The conundrum is that in order to improve AI, people need to have the skills to evaluate what it produces and modify as necessary, kind of a chicken-and-egg dilemma. So it is still very important for students to be able to do original work and hone their problem solving skills to avoid using AI to create cement lifejackets.
How schools harness this beast will be interesting to watch. I don’t believe policies or honor codes to define or prevent plagiarism are the way to go. I think we need to embrace the power and accessibility of AI tools and teach students how to use them to best advantage. And, perhaps, altogether change the way we teach and what we expect students to learn.
If it isn’t cheating to ask a person to help you, it is OK to use and AI bot.
Similarly, if you would be required to acknowledge a person for this help, you are required to acknowledge the use of an AI bot.
There are many wealthy kids who are using a person to write their essays (there was even an ad for this type of job, which somebody shared here). So now any kid with decent computer access can get the same sort of service.
My daughter’s fourth grade class has a number of students who do not/will not write (or learn to physically write), and feel that watching a video replaces reading a book. So, it’s already happening. (Not even getting to the issues she has with some of them and math…)

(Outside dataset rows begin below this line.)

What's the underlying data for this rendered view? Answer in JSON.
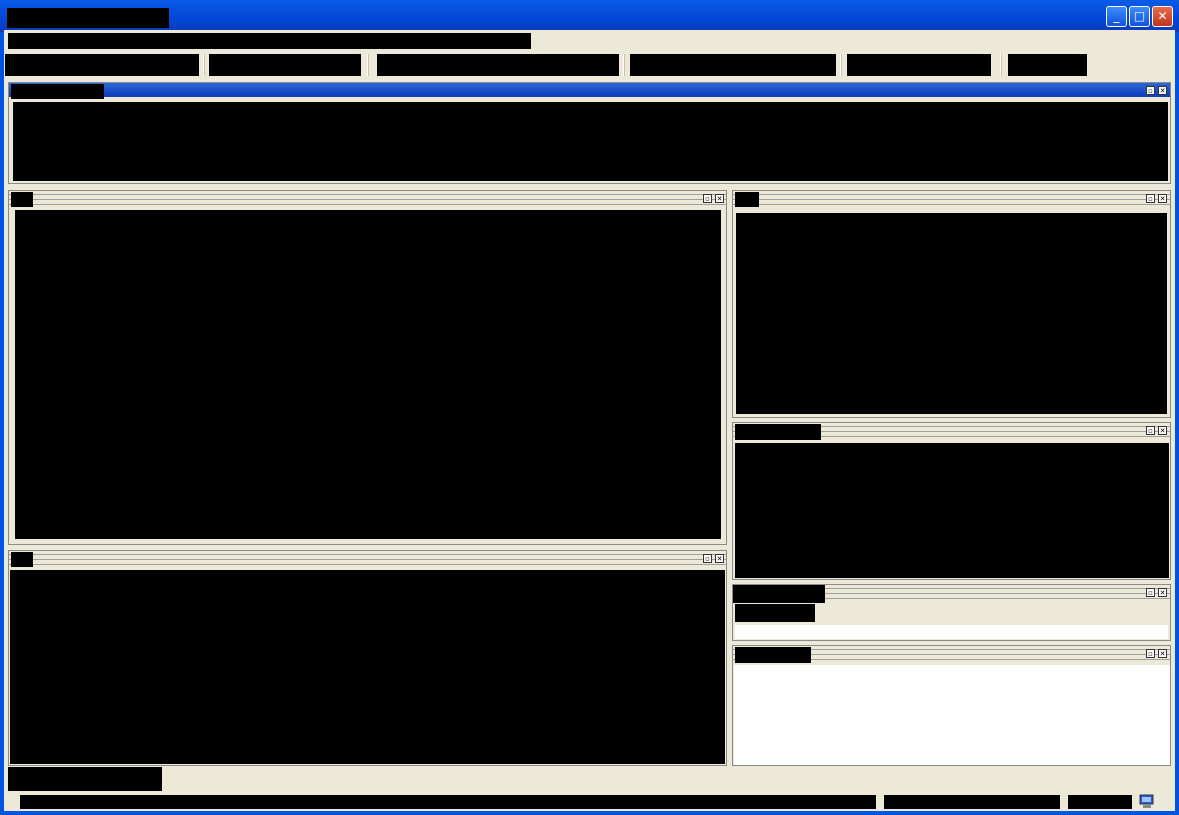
{
  "window": {
    "title": "",
    "controls": [
      "minimize-icon",
      "maximize-icon",
      "close-icon"
    ]
  },
  "menu_bar": {
    "text": ""
  },
  "toolbar": {
    "items": [
      "",
      "",
      "",
      "",
      "",
      ""
    ]
  },
  "panes": {
    "top": {
      "title": ""
    },
    "main": {
      "title": ""
    },
    "bottom_left": {
      "title": ""
    },
    "right_top": {
      "title": ""
    },
    "right_mid": {
      "title": ""
    },
    "right_small": {
      "title": "",
      "field": ""
    },
    "right_bottom": {
      "title": ""
    }
  },
  "bottom_tab": {
    "label": ""
  },
  "status_bar": {
    "main": "",
    "secondary": "",
    "tertiary": ""
  },
  "colors": {
    "title_bar": "#0054e3",
    "face": "#ece9d8",
    "redaction": "#000000"
  }
}
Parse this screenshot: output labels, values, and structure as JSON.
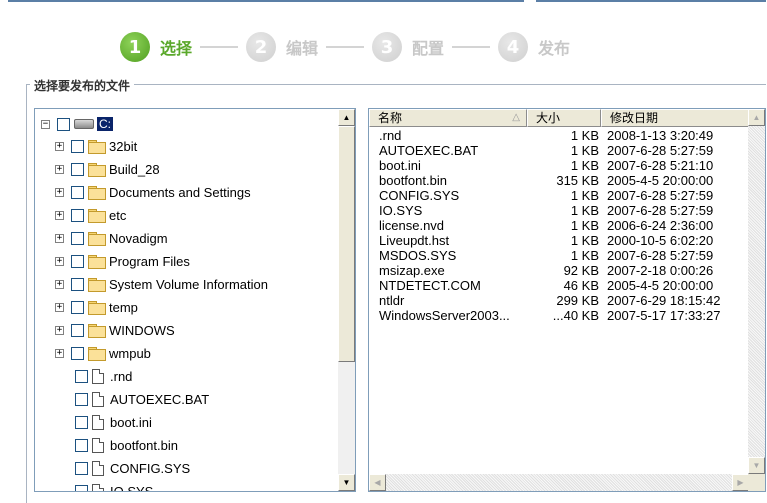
{
  "wizard": {
    "steps": [
      {
        "num": "1",
        "label": "选择",
        "active": true
      },
      {
        "num": "2",
        "label": "编辑",
        "active": false
      },
      {
        "num": "3",
        "label": "配置",
        "active": false
      },
      {
        "num": "4",
        "label": "发布",
        "active": false
      }
    ]
  },
  "group": {
    "title": "选择要发布的文件"
  },
  "tree": {
    "drive": {
      "label": "C:"
    },
    "folders": [
      "32bit",
      "Build_28",
      "Documents and Settings",
      "etc",
      "Novadigm",
      "Program Files",
      "System Volume Information",
      "temp",
      "WINDOWS",
      "wmpub"
    ],
    "files": [
      ".rnd",
      "AUTOEXEC.BAT",
      "boot.ini",
      "bootfont.bin",
      "CONFIG.SYS",
      "IO.SYS"
    ]
  },
  "list": {
    "columns": {
      "name": "名称",
      "size": "大小",
      "modified": "修改日期"
    },
    "rows": [
      {
        "name": ".rnd",
        "size": "1 KB",
        "modified": "2008-1-13 3:20:49"
      },
      {
        "name": "AUTOEXEC.BAT",
        "size": "1 KB",
        "modified": "2007-6-28 5:27:59"
      },
      {
        "name": "boot.ini",
        "size": "1 KB",
        "modified": "2007-6-28 5:21:10"
      },
      {
        "name": "bootfont.bin",
        "size": "315 KB",
        "modified": "2005-4-5 20:00:00"
      },
      {
        "name": "CONFIG.SYS",
        "size": "1 KB",
        "modified": "2007-6-28 5:27:59"
      },
      {
        "name": "IO.SYS",
        "size": "1 KB",
        "modified": "2007-6-28 5:27:59"
      },
      {
        "name": "license.nvd",
        "size": "1 KB",
        "modified": "2006-6-24 2:36:00"
      },
      {
        "name": "Liveupdt.hst",
        "size": "1 KB",
        "modified": "2000-10-5 6:02:20"
      },
      {
        "name": "MSDOS.SYS",
        "size": "1 KB",
        "modified": "2007-6-28 5:27:59"
      },
      {
        "name": "msizap.exe",
        "size": "92 KB",
        "modified": "2007-2-18 0:00:26"
      },
      {
        "name": "NTDETECT.COM",
        "size": "46 KB",
        "modified": "2005-4-5 20:00:00"
      },
      {
        "name": "ntldr",
        "size": "299 KB",
        "modified": "2007-6-29 18:15:42"
      },
      {
        "name": "WindowsServer2003...",
        "size": "...40 KB",
        "modified": "2007-5-17 17:33:27"
      }
    ]
  },
  "icons": {
    "expand": "plus-square-icon",
    "folder": "folder-icon",
    "file": "file-icon",
    "drive": "hard-drive-icon",
    "scroll_up": "arrow-up-icon",
    "scroll_down": "arrow-down-icon",
    "scroll_left": "arrow-left-icon",
    "scroll_right": "arrow-right-icon",
    "sort": "sort-indicator-icon"
  },
  "colors": {
    "active_step": "#5aa82a",
    "inactive_step": "#c8c8c8",
    "selection": "#0a246a",
    "panel_border": "#7f9db9"
  }
}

You’re absolutely right. If students can, and are, submitting essays that they did not write, and there is no way to tell this, it becomes a pointless exercise. If colleges want to require essays, they need to have ways to make sure that the essay is written by the student. I do not know how. Maybe have the student write something in a proctored room, with a series of prompts that change each year?
Yes there is an AI checker and a kid we know already got an honor code violation for submitting an essay that substantially used AI. I would think it would need to be in the category of “have it write the essay for you” to be picked up though
I feel our best option is a private school that I found for my youngest child that still teaches handwriting and requires the kids to write their answers in full sentences and paragraphs, often by hand. The school issues computers preloaded with software. They do enough writing in school in front of the teacher that she can tell if a student is using assistive technology.
I don’t know if it is permitted for some students with accommodations, but my child who does not receive accommodations is not permitted to use assistive writing technology of any kind in school.
I still talk to them about the importance of doing the writing themselves and never using assistive technology other than search engines and reputable websites. And I am continually having the “what’s a reputable website” discussion.
Haven’t AOs repeatedly insisted that they can tell the voices of 17-year-olds in their essays? AFAIK, ChatGPT and the like aren’t trained to mimic the voices of any particular age group.